Lu has written on her blog that her husband turned violent after the family became wealthy, and that the abuse got worse after she gave birth to their son in 2003.

'He threw tantrums ... for no reason and sometimes became violent,' she said. 'He beat me up within a month after giving birth to our son because he heard him crying.'

Lu told the Legal Evening News that she called the police in February 2009 and again in February 2010 after severe beatings by Zhao, but she said officers refused to intervene because it was a 'family dispute'.

She also claimed receiving calls from various women about their affairs with Zhao over the years.

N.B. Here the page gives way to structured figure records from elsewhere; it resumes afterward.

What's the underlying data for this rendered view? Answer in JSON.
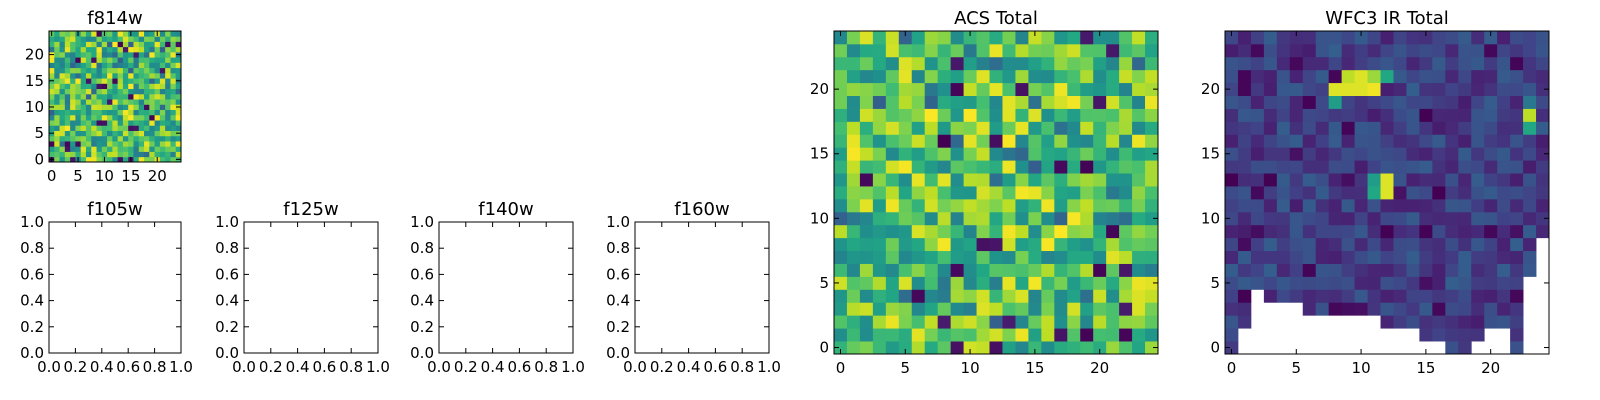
{
  "figure": {
    "background": "#ffffff",
    "colormap": "viridis"
  },
  "chart_data": [
    {
      "id": "f814w",
      "type": "heatmap",
      "title": "f814w",
      "grid_size": 25,
      "xlim": [
        -0.5,
        24.5
      ],
      "ylim": [
        -0.5,
        24.5
      ],
      "xticks": [
        0,
        5,
        10,
        15,
        20
      ],
      "yticks": [
        0,
        5,
        10,
        15,
        20
      ],
      "xtick_labels": [
        "0",
        "5",
        "10",
        "15",
        "20"
      ],
      "ytick_labels": [
        "0",
        "5",
        "10",
        "15",
        "20"
      ],
      "value_range": [
        0,
        1
      ],
      "cmap": "viridis",
      "pattern": "random-mid-high"
    },
    {
      "id": "f105w",
      "type": "heatmap",
      "title": "f105w",
      "empty": true,
      "xlim": [
        0,
        1
      ],
      "ylim": [
        0,
        1
      ],
      "xticks": [
        0,
        0.2,
        0.4,
        0.6,
        0.8,
        1.0
      ],
      "yticks": [
        0,
        0.2,
        0.4,
        0.6,
        0.8,
        1.0
      ],
      "xtick_labels": [
        "0.0",
        "0.2",
        "0.4",
        "0.6",
        "0.8",
        "1.0"
      ],
      "ytick_labels": [
        "0.0",
        "0.2",
        "0.4",
        "0.6",
        "0.8",
        "1.0"
      ]
    },
    {
      "id": "f125w",
      "type": "heatmap",
      "title": "f125w",
      "empty": true,
      "xlim": [
        0,
        1
      ],
      "ylim": [
        0,
        1
      ],
      "xticks": [
        0,
        0.2,
        0.4,
        0.6,
        0.8,
        1.0
      ],
      "yticks": [
        0,
        0.2,
        0.4,
        0.6,
        0.8,
        1.0
      ],
      "xtick_labels": [
        "0.0",
        "0.2",
        "0.4",
        "0.6",
        "0.8",
        "1.0"
      ],
      "ytick_labels": [
        "0.0",
        "0.2",
        "0.4",
        "0.6",
        "0.8",
        "1.0"
      ]
    },
    {
      "id": "f140w",
      "type": "heatmap",
      "title": "f140w",
      "empty": true,
      "xlim": [
        0,
        1
      ],
      "ylim": [
        0,
        1
      ],
      "xticks": [
        0,
        0.2,
        0.4,
        0.6,
        0.8,
        1.0
      ],
      "yticks": [
        0,
        0.2,
        0.4,
        0.6,
        0.8,
        1.0
      ],
      "xtick_labels": [
        "0.0",
        "0.2",
        "0.4",
        "0.6",
        "0.8",
        "1.0"
      ],
      "ytick_labels": [
        "0.0",
        "0.2",
        "0.4",
        "0.6",
        "0.8",
        "1.0"
      ]
    },
    {
      "id": "f160w",
      "type": "heatmap",
      "title": "f160w",
      "empty": true,
      "xlim": [
        0,
        1
      ],
      "ylim": [
        0,
        1
      ],
      "xticks": [
        0,
        0.2,
        0.4,
        0.6,
        0.8,
        1.0
      ],
      "yticks": [
        0,
        0.2,
        0.4,
        0.6,
        0.8,
        1.0
      ],
      "xtick_labels": [
        "0.0",
        "0.2",
        "0.4",
        "0.6",
        "0.8",
        "1.0"
      ],
      "ytick_labels": [
        "0.0",
        "0.2",
        "0.4",
        "0.6",
        "0.8",
        "1.0"
      ]
    },
    {
      "id": "acs-total",
      "type": "heatmap",
      "title": "ACS Total",
      "grid_size": 25,
      "xlim": [
        -0.5,
        24.5
      ],
      "ylim": [
        -0.5,
        24.5
      ],
      "xticks": [
        0,
        5,
        10,
        15,
        20
      ],
      "yticks": [
        0,
        5,
        10,
        15,
        20
      ],
      "xtick_labels": [
        "0",
        "5",
        "10",
        "15",
        "20"
      ],
      "ytick_labels": [
        "0",
        "5",
        "10",
        "15",
        "20"
      ],
      "value_range": [
        0,
        1
      ],
      "cmap": "viridis",
      "pattern": "random-mid-high"
    },
    {
      "id": "wfc3-ir-total",
      "type": "heatmap",
      "title": "WFC3 IR Total",
      "grid_size": 25,
      "xlim": [
        -0.5,
        24.5
      ],
      "ylim": [
        -0.5,
        24.5
      ],
      "xticks": [
        0,
        5,
        10,
        15,
        20
      ],
      "yticks": [
        0,
        5,
        10,
        15,
        20
      ],
      "xtick_labels": [
        "0",
        "5",
        "10",
        "15",
        "20"
      ],
      "ytick_labels": [
        "0",
        "5",
        "10",
        "15",
        "20"
      ],
      "value_range": [
        0,
        1
      ],
      "cmap": "viridis",
      "pattern": "low-with-hotspots",
      "hotspots": [
        {
          "x": 8,
          "y": 20,
          "v": 0.95
        },
        {
          "x": 9,
          "y": 20,
          "v": 0.95
        },
        {
          "x": 10,
          "y": 20,
          "v": 0.95
        },
        {
          "x": 11,
          "y": 20,
          "v": 0.98
        },
        {
          "x": 9,
          "y": 21,
          "v": 0.9
        },
        {
          "x": 10,
          "y": 21,
          "v": 0.95
        },
        {
          "x": 11,
          "y": 21,
          "v": 0.85
        },
        {
          "x": 8,
          "y": 19,
          "v": 0.55
        },
        {
          "x": 12,
          "y": 21,
          "v": 0.6
        },
        {
          "x": 12,
          "y": 12,
          "v": 0.95
        },
        {
          "x": 12,
          "y": 13,
          "v": 0.95
        },
        {
          "x": 11,
          "y": 12,
          "v": 0.6
        },
        {
          "x": 11,
          "y": 13,
          "v": 0.55
        },
        {
          "x": 23,
          "y": 18,
          "v": 0.9
        },
        {
          "x": 23,
          "y": 17,
          "v": 0.6
        },
        {
          "x": 23,
          "y": 19,
          "v": 0.4
        }
      ],
      "masked_cells_note_from_edges": true,
      "mask_bottom_rows_by_column": [
        0,
        2,
        5,
        4,
        4,
        4,
        3,
        3,
        3,
        3,
        3,
        3,
        2,
        2,
        2,
        1,
        1,
        0,
        0,
        1,
        2,
        2,
        0,
        6,
        9
      ]
    }
  ]
}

The Beijing Evening News quoted Lu as saying she had filed for divorce in July 2010 but had to withdraw the suit after Zhao failed to show up for three hearings, citing business trips and illness. She filed another divorce suit in August last year, but Zhao again failed to attend the hearing.

'My divorce lawsuit proceeding is far more difficult than others just because my husband was called the Buffett of China,' Lu said on her blog.

Lu also wrote that she poured 'blood and tears' into the management of their firm and that she had supported the entire family while Zhao studied for his master's degree in finance at Shanghai Jiao Tong University.

After the divorce attempts, she tried to seize the company's safe in an attempt to force Zhao to go to court, only to be detained for 37 days after Zhao called the police, Lu told the Beijing newspaper.

Zhao and the Tongzhong District People's Court, which is handling the lawsuit, could not be reached for comment.

Divorces have the potential to hurt a tycoon's businesses. Last May, the bitter divorce of Gary Wang Wei, the founder of mainland online video company tudou.com, and Yang Lei derailed a planned initial public offering on Nasdaq. The IPO proceeded three months later.

Similarly, a US IPO planned by mainland classified website Ganji.com was hampered by the divorce of founder Yang Haoran. The case has been deadlocked for two years, with wife Wang Hongyan accusing him of transferring Ganji shares without her knowledge during their marriage.